That's Tina Chang talking to The New York Times. As Brooklyn's fourth poet laureate (and its first woman), Chang hopes to use her unusual vantage to "demystify the role of the poet" while engaging with the diverse urban neighborhoods of her borough. From the Times profile on the poet:
Ms. Chang would love to see poems carved into benches and chiseled in placards throughout Brooklyn’s parks; mindful of money woes, she might settle for verses scrawled in chalk, “only to be washed away in a replica of nature’s constant cycle of growth and rebirth,” as she wrote in her winning application (to be Brooklyn's laureate). She hopes to create a Web site that will spotlight other Brooklyn poets, and she yearns to bring them into the borough’s public middle schools. ...

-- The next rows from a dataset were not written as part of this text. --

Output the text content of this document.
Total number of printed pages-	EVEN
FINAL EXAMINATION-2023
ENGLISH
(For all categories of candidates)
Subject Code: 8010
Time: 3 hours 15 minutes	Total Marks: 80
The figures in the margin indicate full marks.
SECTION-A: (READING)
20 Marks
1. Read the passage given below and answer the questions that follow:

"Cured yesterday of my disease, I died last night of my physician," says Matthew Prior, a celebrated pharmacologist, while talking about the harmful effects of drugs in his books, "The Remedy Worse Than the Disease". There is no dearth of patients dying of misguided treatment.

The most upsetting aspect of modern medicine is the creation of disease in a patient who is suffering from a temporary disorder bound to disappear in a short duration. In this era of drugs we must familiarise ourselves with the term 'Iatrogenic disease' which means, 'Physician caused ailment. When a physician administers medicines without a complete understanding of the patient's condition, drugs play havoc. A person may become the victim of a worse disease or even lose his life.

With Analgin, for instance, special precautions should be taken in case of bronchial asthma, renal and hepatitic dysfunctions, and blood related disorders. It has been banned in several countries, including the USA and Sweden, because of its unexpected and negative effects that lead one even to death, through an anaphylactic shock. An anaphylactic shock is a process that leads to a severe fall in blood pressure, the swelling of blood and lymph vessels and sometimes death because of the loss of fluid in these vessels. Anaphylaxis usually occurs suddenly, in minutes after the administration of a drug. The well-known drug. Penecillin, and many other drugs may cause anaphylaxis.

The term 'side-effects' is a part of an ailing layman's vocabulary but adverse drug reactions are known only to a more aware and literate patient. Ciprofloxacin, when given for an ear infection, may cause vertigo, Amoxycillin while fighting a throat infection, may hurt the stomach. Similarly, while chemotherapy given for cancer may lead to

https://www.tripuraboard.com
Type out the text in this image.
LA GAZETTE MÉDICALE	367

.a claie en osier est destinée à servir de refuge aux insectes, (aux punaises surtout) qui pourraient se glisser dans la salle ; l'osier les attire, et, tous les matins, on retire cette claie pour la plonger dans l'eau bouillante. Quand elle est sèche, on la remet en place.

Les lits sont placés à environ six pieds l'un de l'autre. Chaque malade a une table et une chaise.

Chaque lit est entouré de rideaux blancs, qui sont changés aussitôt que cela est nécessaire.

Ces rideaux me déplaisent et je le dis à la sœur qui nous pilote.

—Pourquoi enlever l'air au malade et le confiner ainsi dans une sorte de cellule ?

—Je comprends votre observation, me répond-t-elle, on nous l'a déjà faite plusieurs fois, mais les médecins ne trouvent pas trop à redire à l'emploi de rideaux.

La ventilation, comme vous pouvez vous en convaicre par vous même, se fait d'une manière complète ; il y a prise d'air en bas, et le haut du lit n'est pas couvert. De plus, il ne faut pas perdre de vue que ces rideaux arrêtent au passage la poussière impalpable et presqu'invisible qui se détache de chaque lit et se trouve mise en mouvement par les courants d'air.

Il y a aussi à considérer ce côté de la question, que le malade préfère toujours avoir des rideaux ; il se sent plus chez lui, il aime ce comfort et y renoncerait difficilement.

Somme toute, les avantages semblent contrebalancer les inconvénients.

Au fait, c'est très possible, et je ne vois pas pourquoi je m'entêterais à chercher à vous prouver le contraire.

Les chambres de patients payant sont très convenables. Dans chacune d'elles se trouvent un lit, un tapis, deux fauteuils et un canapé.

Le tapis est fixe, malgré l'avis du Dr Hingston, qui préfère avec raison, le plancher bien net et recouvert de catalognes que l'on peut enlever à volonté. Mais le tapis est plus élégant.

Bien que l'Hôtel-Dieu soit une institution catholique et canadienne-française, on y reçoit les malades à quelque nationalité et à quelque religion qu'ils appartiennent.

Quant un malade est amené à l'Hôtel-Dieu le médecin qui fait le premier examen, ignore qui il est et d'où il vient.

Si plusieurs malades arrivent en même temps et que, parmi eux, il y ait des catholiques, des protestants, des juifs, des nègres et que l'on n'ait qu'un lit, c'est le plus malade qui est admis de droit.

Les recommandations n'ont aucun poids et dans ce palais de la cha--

“We don’t only want to engage Park Slope and Williamsburg and Dumbo and places that might be considered — I want to phrase this carefully — places that might, um, already benefit from these rich communities of literature,” she said. “We also want to be able to penetrate neighborhoods such as Bensonhurst and Bed-Stuy.”
... “The ultimate goal is to break down the wall between people and poetry,” she said. “Somewhere along the way, we have felt intimidated by it, or we have felt we have to be well-educated in order to be able to access it or walk into that world.”
Chang, age 40, is the author of the poetry collection Half-Lit Houses, a finalist for the Asian American Literary Award. She is co-editor of the anthology Language for a New Century: Contemporary Poetry from the Middle East, Asia and Beyond with Nathalie Handal and Ravi Shankar. Her poems have appeared in American Poet, McSweeney’s, Ploughshares, Quarterly West, and Sonora Review, among others.
It's great to see such a centering of Chang and poetry in the Times; the expansive profile is accompanied by an audio slide show on the birth of a poem. But I was a little weirded out by this bit of the article: "With flowing black hair and a remarkable ability to pull off form-fitting black leather pants, Ms. Chang is a particularly glamorous ambassador of an art form not necessarily associated with lipstick and glitz." Umm ... really?